It just prints an empty line.
You are unfortunate, but not surprisingly so, that your code's undefined behavior manifests as printing an apparently-empty string. It would have been more indicative of the nature of the problem if it threw a segfault, or some other variety of memory-related violation, as would be entirely appropriate.
Why does it do this
Because you are performing arithmetic on the pointer, not modifying the thing to which it points. This expression ...
string += 'A';
... computes the pointer addition of string
with the integer character constant 'A'
(whose numeric value is system dependent, but is often the ASCII code for capital letter A), and stores the resulting pointer in string
. This makes string
point to something different than it previously did. It does not in any way modify the contents of the memory to which string
pointed.
and is there an easy
way to concatenate single characters starting from an empty string if
I don't know how long it'll be?
If you have an upper bound on how long the data can be, then the easiest thing to do is declare a large-enough array to contain the data and initialize it to all-zero ...
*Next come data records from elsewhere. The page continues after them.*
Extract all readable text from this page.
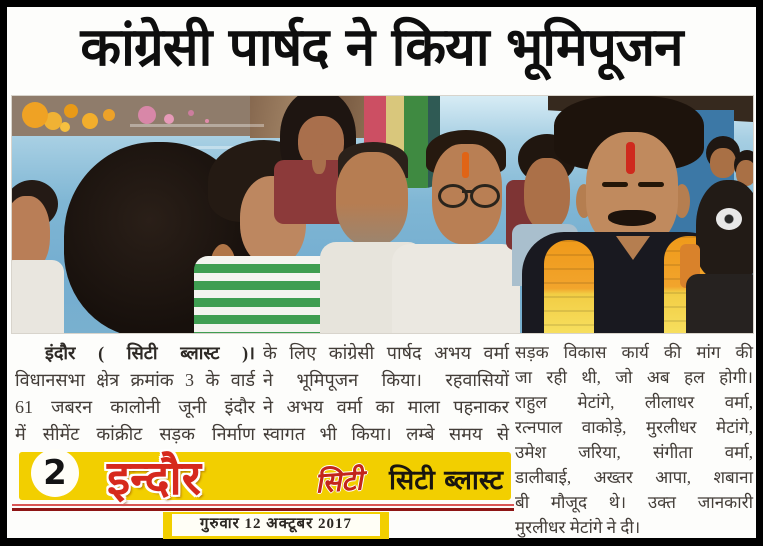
कांग्रेसी पार्षद ने किया भूमिपूजन
इंदौर ( सिटी ब्लास्ट )।
विधानसभा क्षेत्र क्रमांक 3 के वार्ड
61 जबरन कालोनी जूनी इंदौर
में सीमेंट कांक्रीट सड़क निर्माण
के लिए कांग्रेसी पार्षद अभय वर्मा
ने भूमिपूजन किया। रहवासियों
ने अभय वर्मा का माला पहनाकर
स्वागत भी किया। लम्बे समय से
सड़क विकास कार्य की मांग की
जा रही थी, जो अब हल होगी।
राहुल मेटांगे, लीलाधर वर्मा,
रत्नपाल वाकोड़े, मुरलीधर मेटांगे,
उमेश जरिया, संगीता वर्मा,
डालीबाई, अख्तर आपा, शबाना
बी मौजूद थे। उक्त जानकारी
मुरलीधर मेटांगे ने दी।
2 इन्दौर	सिटी सिटी ब्लास्ट
गुरुवार 12 अक्टूबर 2017
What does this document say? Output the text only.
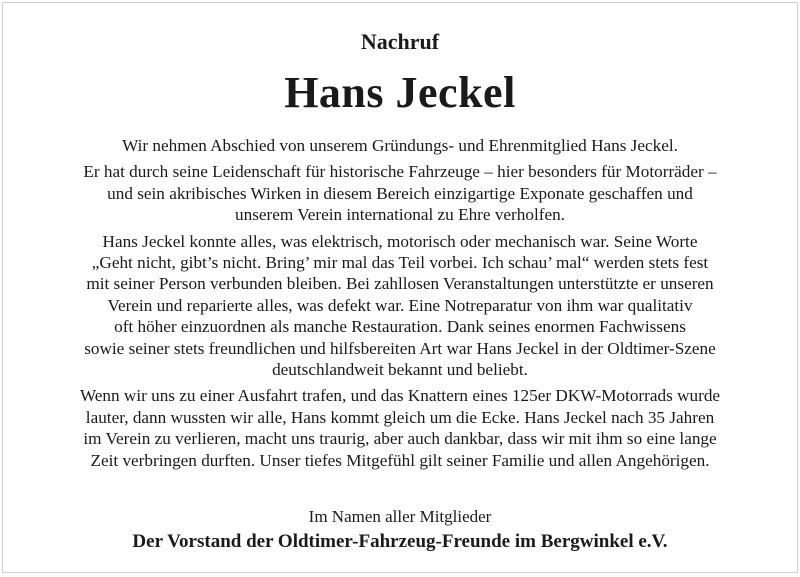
Nachruf
Hans Jeckel

Wir nehmen Abschied von unserem Gründungs- und Ehrenmitglied Hans Jeckel.

Er hat durch seine Leidenschaft für historische Fahrzeuge – hier besonders für Motorräder –
und sein akribisches Wirken in diesem Bereich einzigartige Exponate geschaffen und
unserem Verein international zu Ehre verholfen.

Hans Jeckel konnte alles, was elektrisch, motorisch oder mechanisch war. Seine Worte
„Geht nicht, gibt’s nicht. Bring’ mir mal das Teil vorbei. Ich schau’ mal“ werden stets fest
mit seiner Person verbunden bleiben. Bei zahllosen Veranstaltungen unterstützte er unseren
Verein und reparierte alles, was defekt war. Eine Notreparatur von ihm war qualitativ
oft höher einzuordnen als manche Restauration. Dank seines enormen Fachwissens
sowie seiner stets freundlichen und hilfsbereiten Art war Hans Jeckel in der Oldtimer-Szene
deutschlandweit bekannt und beliebt.

Wenn wir uns zu einer Ausfahrt trafen, und das Knattern eines 125er DKW-Motorrads wurde
lauter, dann wussten wir alle, Hans kommt gleich um die Ecke. Hans Jeckel nach 35 Jahren
im Verein zu verlieren, macht uns traurig, aber auch dankbar, dass wir mit ihm so eine lange
Zeit verbringen durften. Unser tiefes Mitgefühl gilt seiner Familie und allen Angehörigen.

Im Namen aller Mitglieder
Der Vorstand der Oldtimer-Fahrzeug-Freunde im Bergwinkel e.V.
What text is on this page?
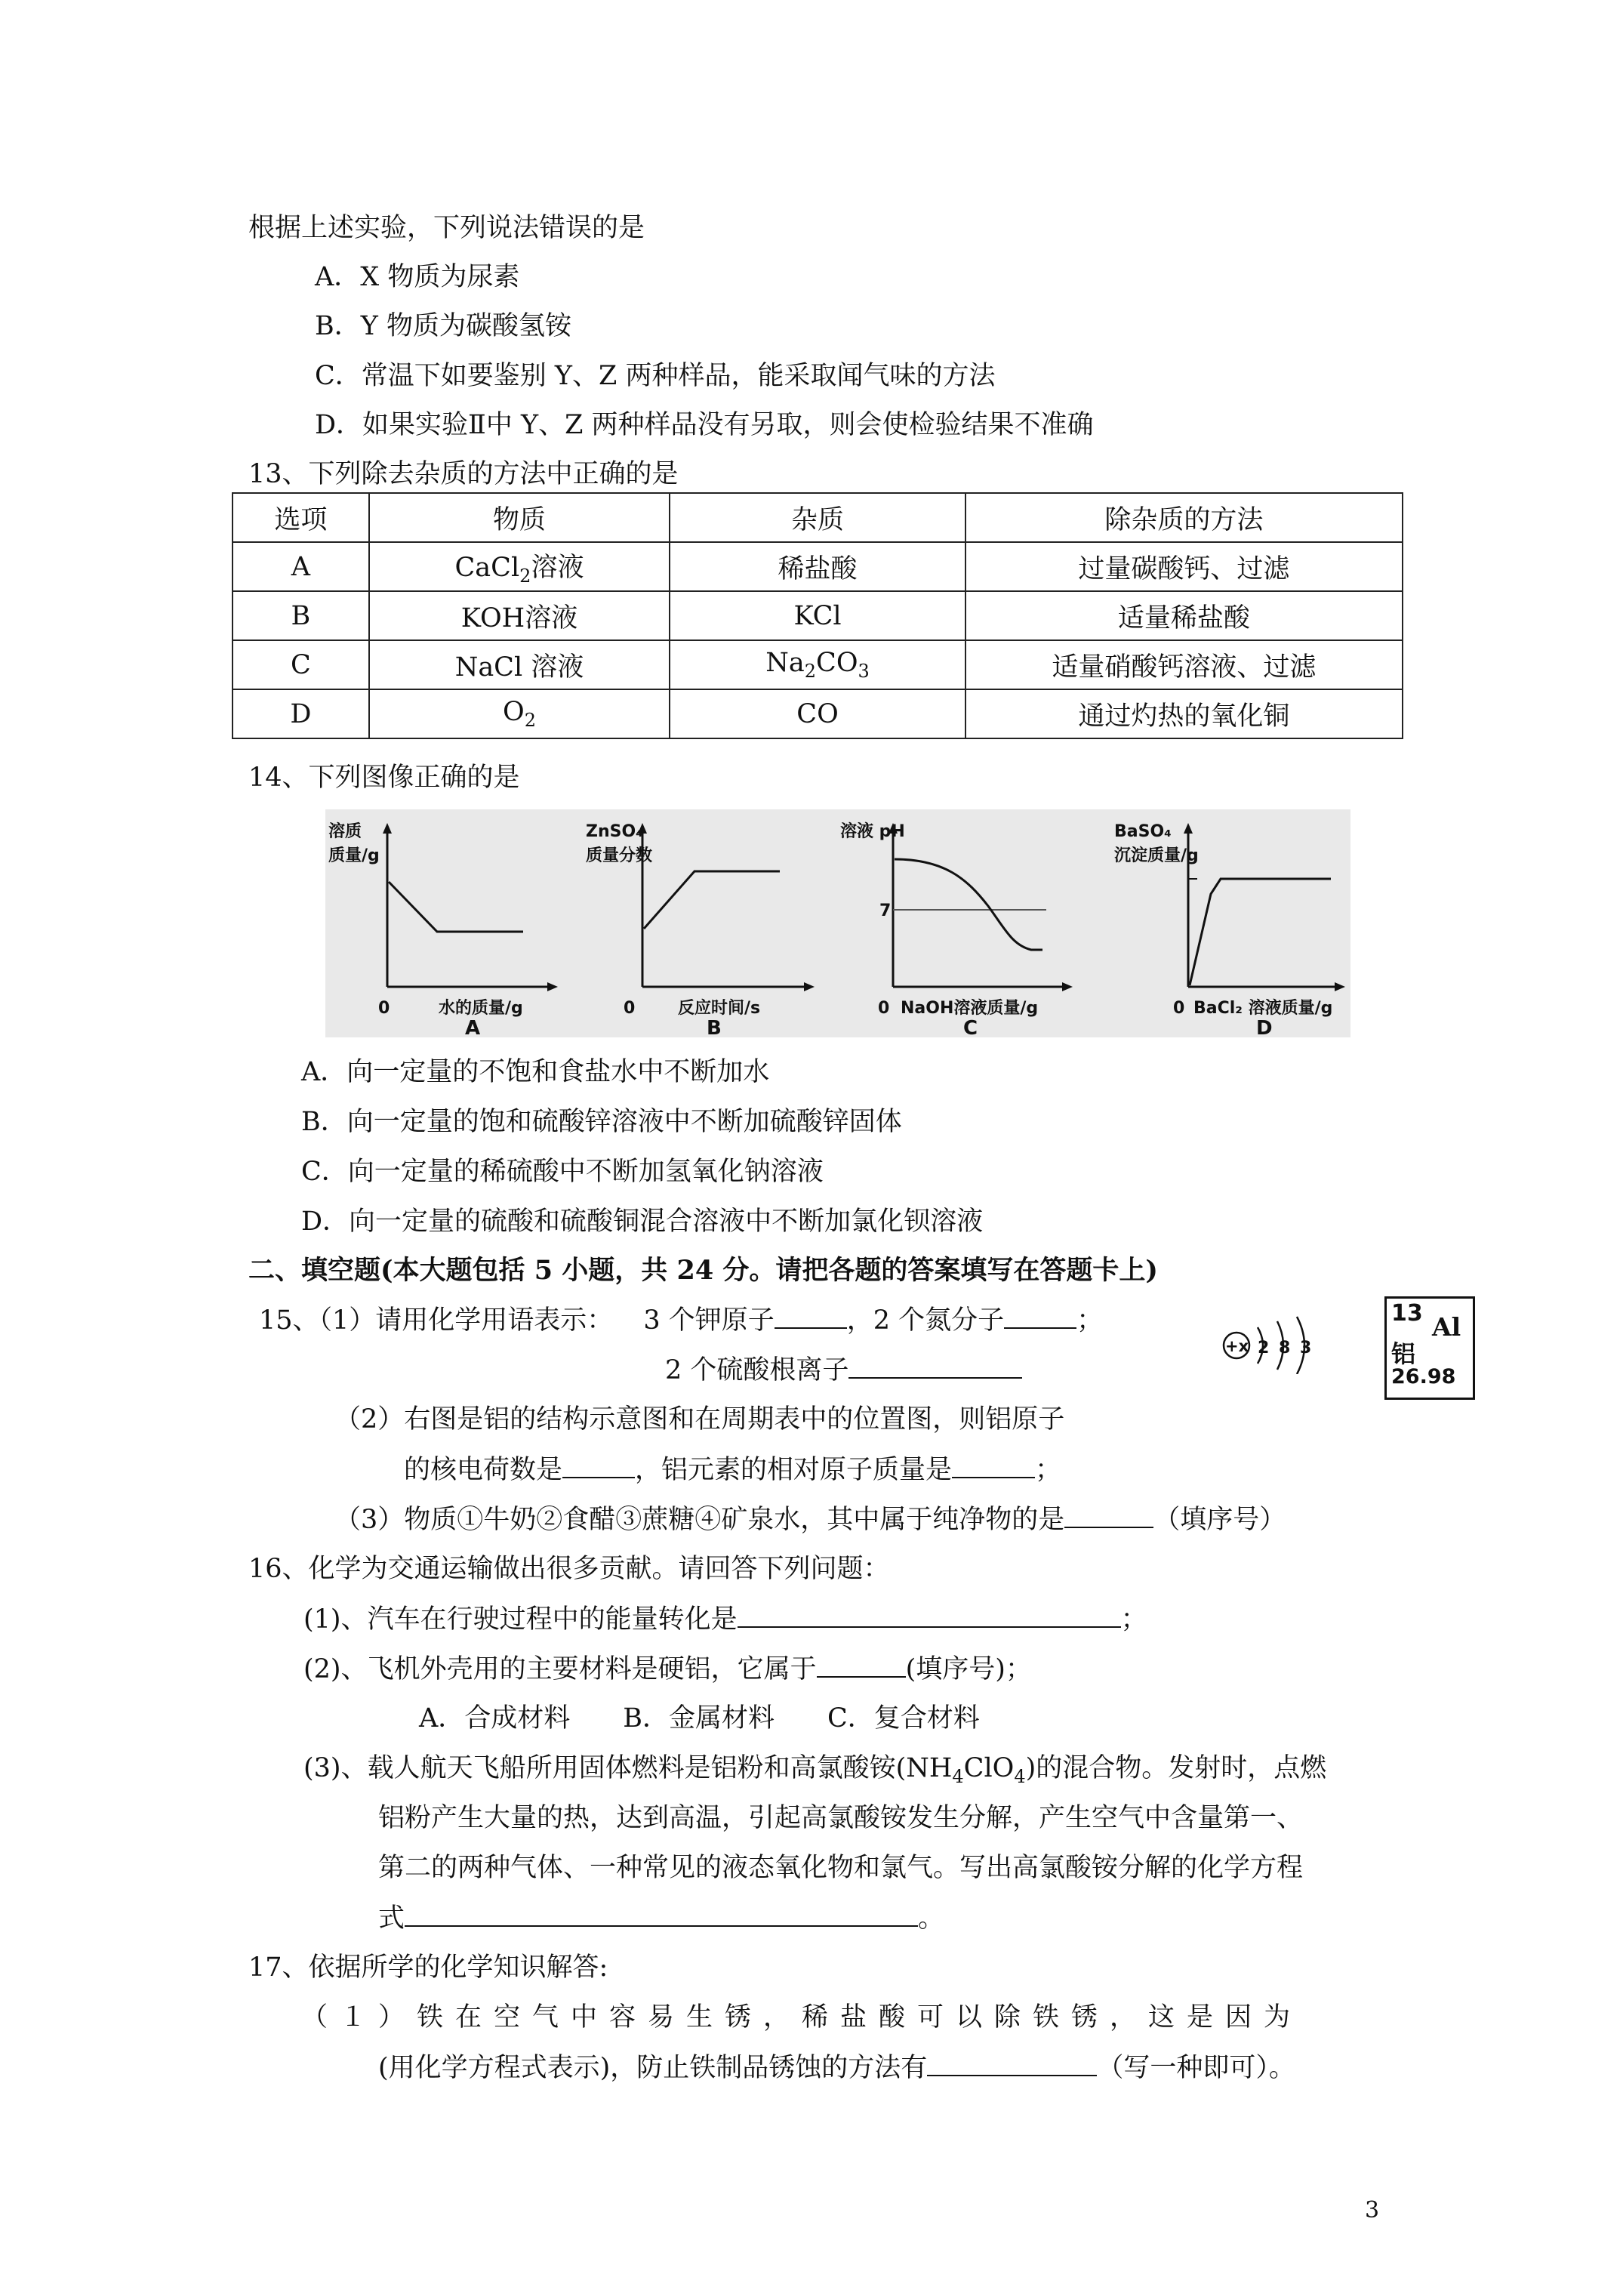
根据上述实验，下列说法错误的是
A．X 物质为尿素
B．Y 物质为碳酸氢铵
C．常温下如要鉴别 Y、Z 两种样品，能采取闻气味的方法
D．如果实验Ⅱ中 Y、Z 两种样品没有另取，则会使检验结果不准确
13、下列除去杂质的方法中正确的是
选项	物质	杂质	除杂质的方法
A	CaCl$_2$溶液	稀盐酸	过量碳酸钙、过滤
B	KOH溶液	KCl	适量稀盐酸
C	NaCl 溶液	$Na_2CO_3$	适量硝酸钙溶液、过滤
D	$O_2$	CO	通过灼热的氧化铜
14、下列图像正确的是
溶质
质量/g
0	水的质量/g
A
ZnSO₄
质量分数
0	反应时间/s
B
溶液 pH
7
0 NaOH溶液质量/g
C
BaSO₄
沉淀质量/g
0 BaCl₂ 溶液质量/g
D
A．向一定量的不饱和食盐水中不断加水
B．向一定量的饱和硫酸锌溶液中不断加硫酸锌固体
C．向一定量的稀硫酸中不断加氢氧化钠溶液
D．向一定量的硫酸和硫酸铜混合溶液中不断加氯化钡溶液
二、填空题(本大题包括 5 小题，共 24 分。请把各题的答案填写在答题卡上)
15、（1）请用化学用语表示： 3 个钾原子	，2 个氮分子	；
2 个硫酸根离子
（2）右图是铝的结构示意图和在周期表中的位置图，则铝原子
的核电荷数是	，铝元素的相对原子质量是	；
（3）物质①牛奶②食醋③蔗糖④矿泉水，其中属于纯净物的是	（填序号）
+x 2 8 3
13 Al
铝
26.98
16、化学为交通运输做出很多贡献。请回答下列问题：
(1)、汽车在行驶过程中的能量转化是	；
(2)、飞机外壳用的主要材料是硬铝，它属于	(填序号)；
A．合成材料　　B．金属材料　　C．复合材料
(3)、载人航天飞船所用固体燃料是铝粉和高氯酸铵$(NH_4ClO_4)$的混合物。发射时，点燃
铝粉产生大量的热，达到高温，引起高氯酸铵发生分解，产生空气中含量第一、
第二的两种气体、一种常见的液态氧化物和氯气。写出高氯酸铵分解的化学方程
式	。
17、依据所学的化学知识解答:
（１）铁在空气中容易生锈，稀盐酸可以除铁锈，这是因为
(用化学方程式表示)，防止铁制品锈蚀的方法有	（写一种即可）。
3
char string[MAX_LEN + 1] = {0};
You can then add a single character by by writing it to the next available index (which index you may either track, or compute at need via strlen()
):
unsigned next_index = 0;
string[next_index++] = 'A';
string[next_index++] = 'B';
string[next_index++] = 'C';
Note that this relies on the zero-initialization -- which is not automatic for local variables -- to ensure that the array contents at all times comprise a null-terminated string. Having done that, you can print the expected result:
printf("%s\n", string);
If you did not know in advance a reasonable upper bound on how long the string may be, or if the upper bound were exceedingly large, then you would need to relying on dynamic memory allocation and reallocation. This is a subject for you to defer until later.